Commenting on the fact that Rwanda has maintained a 3 percent adult HIV prevalence, he noted that it is “a clear indicator of epidemic control.”
Such progress is in line with the Joint United Nations Programme on HIV/AIDS (UNAIDS) goal of ending AIDS as a public health threat by 2030, a target that envisions zero new HIV infections and zero AIDS-related deaths.
Dr. Ikuzo also pointed out that Rwanda has already met UNAIDS’ 95-95-95 targets, which require that 95 percent of people with HIV know their status, 95 percent of those diagnosed receive sustained antiretroviral therapy, and 95 percent of those on treatment achieve viral suppression.
He stressed the importance of antiretroviral therapy in the HIV fight.
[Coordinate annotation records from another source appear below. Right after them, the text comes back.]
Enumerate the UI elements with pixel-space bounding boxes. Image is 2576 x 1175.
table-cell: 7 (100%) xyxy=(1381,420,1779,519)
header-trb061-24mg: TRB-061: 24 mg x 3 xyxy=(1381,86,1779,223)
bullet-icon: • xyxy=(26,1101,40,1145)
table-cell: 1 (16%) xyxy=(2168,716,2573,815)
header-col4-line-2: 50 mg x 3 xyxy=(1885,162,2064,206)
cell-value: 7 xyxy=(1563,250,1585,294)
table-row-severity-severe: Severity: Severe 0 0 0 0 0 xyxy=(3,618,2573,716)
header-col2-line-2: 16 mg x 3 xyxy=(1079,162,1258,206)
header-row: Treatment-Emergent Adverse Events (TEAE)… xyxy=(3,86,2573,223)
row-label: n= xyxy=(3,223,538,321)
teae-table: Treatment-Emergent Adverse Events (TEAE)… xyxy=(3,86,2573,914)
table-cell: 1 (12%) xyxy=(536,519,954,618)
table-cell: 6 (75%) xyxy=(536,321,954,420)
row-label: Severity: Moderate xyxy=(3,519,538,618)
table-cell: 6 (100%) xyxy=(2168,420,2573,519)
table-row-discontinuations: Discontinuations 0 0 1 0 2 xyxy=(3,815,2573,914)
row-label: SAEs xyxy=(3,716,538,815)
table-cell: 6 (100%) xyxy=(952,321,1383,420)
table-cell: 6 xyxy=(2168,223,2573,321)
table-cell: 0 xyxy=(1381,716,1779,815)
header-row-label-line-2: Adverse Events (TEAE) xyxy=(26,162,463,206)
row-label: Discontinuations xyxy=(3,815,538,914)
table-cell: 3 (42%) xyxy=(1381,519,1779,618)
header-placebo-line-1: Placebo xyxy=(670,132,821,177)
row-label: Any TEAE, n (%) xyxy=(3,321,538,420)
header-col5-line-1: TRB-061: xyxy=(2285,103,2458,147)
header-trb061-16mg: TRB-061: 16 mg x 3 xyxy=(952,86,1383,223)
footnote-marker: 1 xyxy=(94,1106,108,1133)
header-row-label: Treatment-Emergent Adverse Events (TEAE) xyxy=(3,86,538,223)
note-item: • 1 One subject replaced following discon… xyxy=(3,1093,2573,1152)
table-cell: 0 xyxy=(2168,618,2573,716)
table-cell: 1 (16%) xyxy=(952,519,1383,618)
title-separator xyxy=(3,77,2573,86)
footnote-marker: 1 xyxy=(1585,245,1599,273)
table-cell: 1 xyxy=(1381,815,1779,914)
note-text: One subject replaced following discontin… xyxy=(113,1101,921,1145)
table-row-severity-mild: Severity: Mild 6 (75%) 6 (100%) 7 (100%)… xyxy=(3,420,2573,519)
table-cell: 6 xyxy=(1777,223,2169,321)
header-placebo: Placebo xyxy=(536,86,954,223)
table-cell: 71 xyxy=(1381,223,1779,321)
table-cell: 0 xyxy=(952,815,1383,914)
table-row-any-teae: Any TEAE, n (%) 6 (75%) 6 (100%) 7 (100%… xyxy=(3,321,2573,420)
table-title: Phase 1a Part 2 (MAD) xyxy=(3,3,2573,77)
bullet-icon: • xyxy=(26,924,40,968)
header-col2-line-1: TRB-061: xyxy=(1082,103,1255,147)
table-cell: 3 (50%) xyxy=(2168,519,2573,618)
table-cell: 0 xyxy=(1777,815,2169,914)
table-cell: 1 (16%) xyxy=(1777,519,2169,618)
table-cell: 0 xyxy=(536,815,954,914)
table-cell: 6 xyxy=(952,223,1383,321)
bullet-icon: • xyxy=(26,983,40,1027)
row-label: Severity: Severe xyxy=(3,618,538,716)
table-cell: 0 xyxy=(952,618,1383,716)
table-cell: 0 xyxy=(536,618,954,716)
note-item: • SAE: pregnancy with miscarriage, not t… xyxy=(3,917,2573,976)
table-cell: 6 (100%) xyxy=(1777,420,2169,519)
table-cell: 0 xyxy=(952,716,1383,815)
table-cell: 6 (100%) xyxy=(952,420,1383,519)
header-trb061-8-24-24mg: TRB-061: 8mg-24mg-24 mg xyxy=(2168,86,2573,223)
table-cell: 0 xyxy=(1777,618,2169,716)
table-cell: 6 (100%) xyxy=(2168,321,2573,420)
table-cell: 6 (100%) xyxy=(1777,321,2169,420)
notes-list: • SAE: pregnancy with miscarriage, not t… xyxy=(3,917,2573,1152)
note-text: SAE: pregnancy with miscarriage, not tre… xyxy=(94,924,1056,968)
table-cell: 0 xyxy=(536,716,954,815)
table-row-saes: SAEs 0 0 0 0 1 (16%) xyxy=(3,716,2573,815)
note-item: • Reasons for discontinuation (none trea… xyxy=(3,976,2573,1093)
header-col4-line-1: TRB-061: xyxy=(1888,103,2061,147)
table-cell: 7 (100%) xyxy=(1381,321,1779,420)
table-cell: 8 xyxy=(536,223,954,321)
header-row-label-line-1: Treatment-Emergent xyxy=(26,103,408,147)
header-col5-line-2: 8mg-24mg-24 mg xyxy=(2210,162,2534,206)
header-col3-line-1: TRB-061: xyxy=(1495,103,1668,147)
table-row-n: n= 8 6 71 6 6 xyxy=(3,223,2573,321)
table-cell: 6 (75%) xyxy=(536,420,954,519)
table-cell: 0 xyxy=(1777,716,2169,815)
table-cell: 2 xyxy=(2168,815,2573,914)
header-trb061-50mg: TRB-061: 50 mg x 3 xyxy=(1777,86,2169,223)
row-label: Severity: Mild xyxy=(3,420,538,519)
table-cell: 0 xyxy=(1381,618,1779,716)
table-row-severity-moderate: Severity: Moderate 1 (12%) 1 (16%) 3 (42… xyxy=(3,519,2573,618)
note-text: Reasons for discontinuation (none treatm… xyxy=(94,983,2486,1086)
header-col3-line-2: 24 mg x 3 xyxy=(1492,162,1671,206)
“In 2023, over 216,000 adults were receiving Antiretroviral Therapy (ART). AIDS-related deaths have fallen to roughly 2,600 per year,” he noted.
Despite these achievements, Dr. Ikuzo acknowledged that challenges remain.
“We are still seeing high vulnerability and new infections among adolescents and young adults, particularly adolescent girls and young women,” he said.
“Data indicates thousands of new infections among the youths each year,” he added.
Key populations, he said, continue to face higher prevalence, with female sex workers at approximately 35.2 per cent and men who have sex with men around 5.8 per cent. He also pointed to geographic and social “hotspots,” particularly in Kigali and along transport corridors, where incidence is higher.
Funding pressures are another concern.
“External funding for prevention is plateauing or declining, yet outreach needs to increase,” he said, adding that the old problem of stigma still lingers around, affecting the uptake of services.
“Misinformation on social media, fear of disclosure, and moral judgement from families or communities keep people away from services,” he added, as he noted that the health ministry is responding with a range of measures.
“We are implementing community-based testing and treatment, including index testing, workplace testing, multi-month dispensing,” he said.
HIV self-testing is now distributed through health facilities, and is available in pharmacies, and key-population networks.
He also pointed out that RBC is scaling up the rollout of pre-exposure prophylaxis (PrEP). For instance, currently, the country is piloting the long-acting injectable CAB-LA in priority districts and among key populations.
Looking ahead, Dr Ikuzo expressed cautious optimism. “Given the current low incidence of 0.08 per cent annually, high ART coverage, and strong political commitment, Rwanda is on track to maintain epidemic control and move closer to ending AIDS as a public health threat by 2030,” he said.